Turning each other into enemies
In contrast, Dennis and Nancy , married only 6 months, found themselves constantly at odds with each other. Let’s listen in on their latest fight:
(curtain up)
Nancy: You left the toilet seat up again, just like a little boy. I almost sat in the water at 3AM this morning.
Dennis: You would think that an intelligent woman like you would remember to look to see if the seat was up or down before sitting down.
Nancy: You are inconsiderate and selfish and purposely do things to irritate me.
Dennis (to Nancy): I forgot! Get off my back.

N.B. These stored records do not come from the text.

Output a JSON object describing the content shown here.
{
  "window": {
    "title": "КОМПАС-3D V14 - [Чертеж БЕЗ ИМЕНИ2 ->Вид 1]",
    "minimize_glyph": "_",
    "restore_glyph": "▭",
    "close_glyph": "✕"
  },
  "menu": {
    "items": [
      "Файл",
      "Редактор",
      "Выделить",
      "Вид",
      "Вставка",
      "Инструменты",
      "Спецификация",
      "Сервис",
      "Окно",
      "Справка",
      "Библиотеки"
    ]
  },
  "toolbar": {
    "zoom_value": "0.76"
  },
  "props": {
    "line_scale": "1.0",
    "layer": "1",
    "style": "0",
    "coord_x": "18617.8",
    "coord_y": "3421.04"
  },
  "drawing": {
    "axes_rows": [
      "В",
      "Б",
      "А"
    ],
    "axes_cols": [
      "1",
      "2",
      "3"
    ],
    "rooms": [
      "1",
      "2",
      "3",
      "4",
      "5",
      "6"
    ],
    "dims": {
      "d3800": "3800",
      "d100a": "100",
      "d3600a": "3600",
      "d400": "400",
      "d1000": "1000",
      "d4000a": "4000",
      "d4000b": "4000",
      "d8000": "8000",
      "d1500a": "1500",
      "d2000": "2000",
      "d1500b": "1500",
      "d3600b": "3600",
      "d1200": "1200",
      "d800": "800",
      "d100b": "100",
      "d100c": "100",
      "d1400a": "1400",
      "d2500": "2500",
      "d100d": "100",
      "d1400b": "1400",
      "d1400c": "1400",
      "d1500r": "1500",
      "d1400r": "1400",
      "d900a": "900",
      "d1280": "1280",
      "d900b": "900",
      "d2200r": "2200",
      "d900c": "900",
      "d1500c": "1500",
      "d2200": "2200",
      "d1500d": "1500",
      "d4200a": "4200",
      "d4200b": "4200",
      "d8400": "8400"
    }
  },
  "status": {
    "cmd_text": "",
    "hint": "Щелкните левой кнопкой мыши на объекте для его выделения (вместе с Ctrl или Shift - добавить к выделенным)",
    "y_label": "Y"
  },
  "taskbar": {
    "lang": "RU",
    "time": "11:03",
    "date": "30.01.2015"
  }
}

Dennis (to himself): Why should I give in her to? Last week she wouldn’t even have sex with me after I bought her that expensive Valentine’s gift.
(curtain down)
Anger is a “fall-back” position
In both these marriages, anger is seen as “fallback” behavior—what the couple resorted to when they were unable to express themselves to their partners in any other way. Their goal wasn’t to fight: it was to be heard by the other, to control the other, or to get the other to change some problem behavior.
The crossroads moment
Truth is, at any moment in your relationship with your partner, you can elect to either antagonize them, alienate them, or turn them into an ally.
Solve the moment—not the problem
Anger in marriage is often generated by couples trying to solve an unsolvable issue. Many issues are unsolvable if attacked directly—this is true no matter who you are married to.
These issues are “perpetual” and successful couples find a way to be with each other despite these differences.
Rather than demanding change, (which often leads to frustration and anger), try instead opening up an honest dialogue around the dispute to develop deeper understanding of why both you and your partner feel as you do.
Seeing things from their point of view can do wonders to soften conflicts and decrease tensions, even if the original issue remains. Often your partner will try harder to change if they see that you are trying to understand them better.
You may also find that you too try harder to “soften” your anger if you feel that your partner is trying to understand your feelings around the issue.
Being on the same side of the issue—allies— is the key to dealing with it, even if the actual problem is never solved!